In the case of vacation planning, local maxima are fortunately less fatal, but they have the same character. Even once we’ve found a solution that can’t be improved by any small tweaks, it’s possible that we are still missing the global maximum. The true best itinerary may require a radical overhaul of the trip: doing entire continents in a different order, for instance, or proceeding westward instead of eastward.
We may need to temporarily worsen our solution if we want to continue searching for improvements. And randomness provides a strategy—actually, several strategies—for doing just that.
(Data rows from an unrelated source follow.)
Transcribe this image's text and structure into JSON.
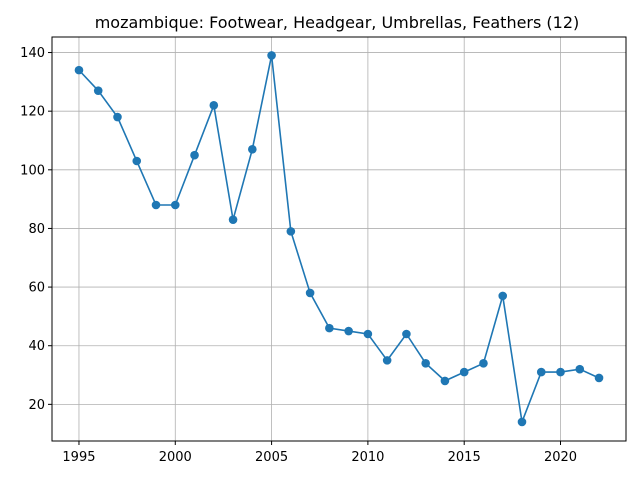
{
  "chart_data": {
    "type": "line",
    "title": "mozambique: Footwear, Headgear, Umbrellas, Feathers (12)",
    "xlabel": "",
    "ylabel": "",
    "x": [
      1995,
      1996,
      1997,
      1998,
      1999,
      2000,
      2001,
      2002,
      2003,
      2004,
      2005,
      2006,
      2007,
      2008,
      2009,
      2010,
      2011,
      2012,
      2013,
      2014,
      2015,
      2016,
      2017,
      2018,
      2019,
      2020,
      2021,
      2022
    ],
    "series": [
      {
        "values": [
          134,
          127,
          118,
          103,
          88,
          88,
          105,
          122,
          83,
          107,
          139,
          79,
          58,
          46,
          45,
          44,
          35,
          44,
          34,
          28,
          31,
          34,
          57,
          14,
          31,
          31,
          32,
          29
        ],
        "color": "#1f77b4",
        "marker": "circle"
      }
    ],
    "xlim": [
      1993.6,
      2023.4
    ],
    "ylim": [
      7.5,
      145.3
    ],
    "xticks": [
      1995,
      2000,
      2005,
      2010,
      2015,
      2020
    ],
    "yticks": [
      20,
      40,
      60,
      80,
      100,
      120,
      140
    ],
    "grid": true
  }
}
This technique, developed by the same Los Alamos team that came up with the Monte Carlo Method, is called the Metropolis Algorithm. The Metropolis Algorithm is like Hill Climbing, trying out different small-scale tweaks on a solution, but with one important difference: at any given point, it will potentially accept bad tweaks as well as good ones.
Again, we try to tweak our proposed solution by jiggling around the positions of different cities. If a randomly generated tweak to our travel route results in an improvement, then we always accept it, and continue tweaking from there. But if the alteration would make thing a little worse, there’s still a chance that we go with it anyway (although the worse the alteration is, the smaller the chance).
Whether it’s jitter, random restarts, or being open to occasional worsening, randomness is incredibly useful for avoiding local maxima. Chance is not just a viable way of dealing with tough optimization problems; in many cases, it’s essential.
In physics, what we call “temperature” is really velocity—random motion at the molecular scale.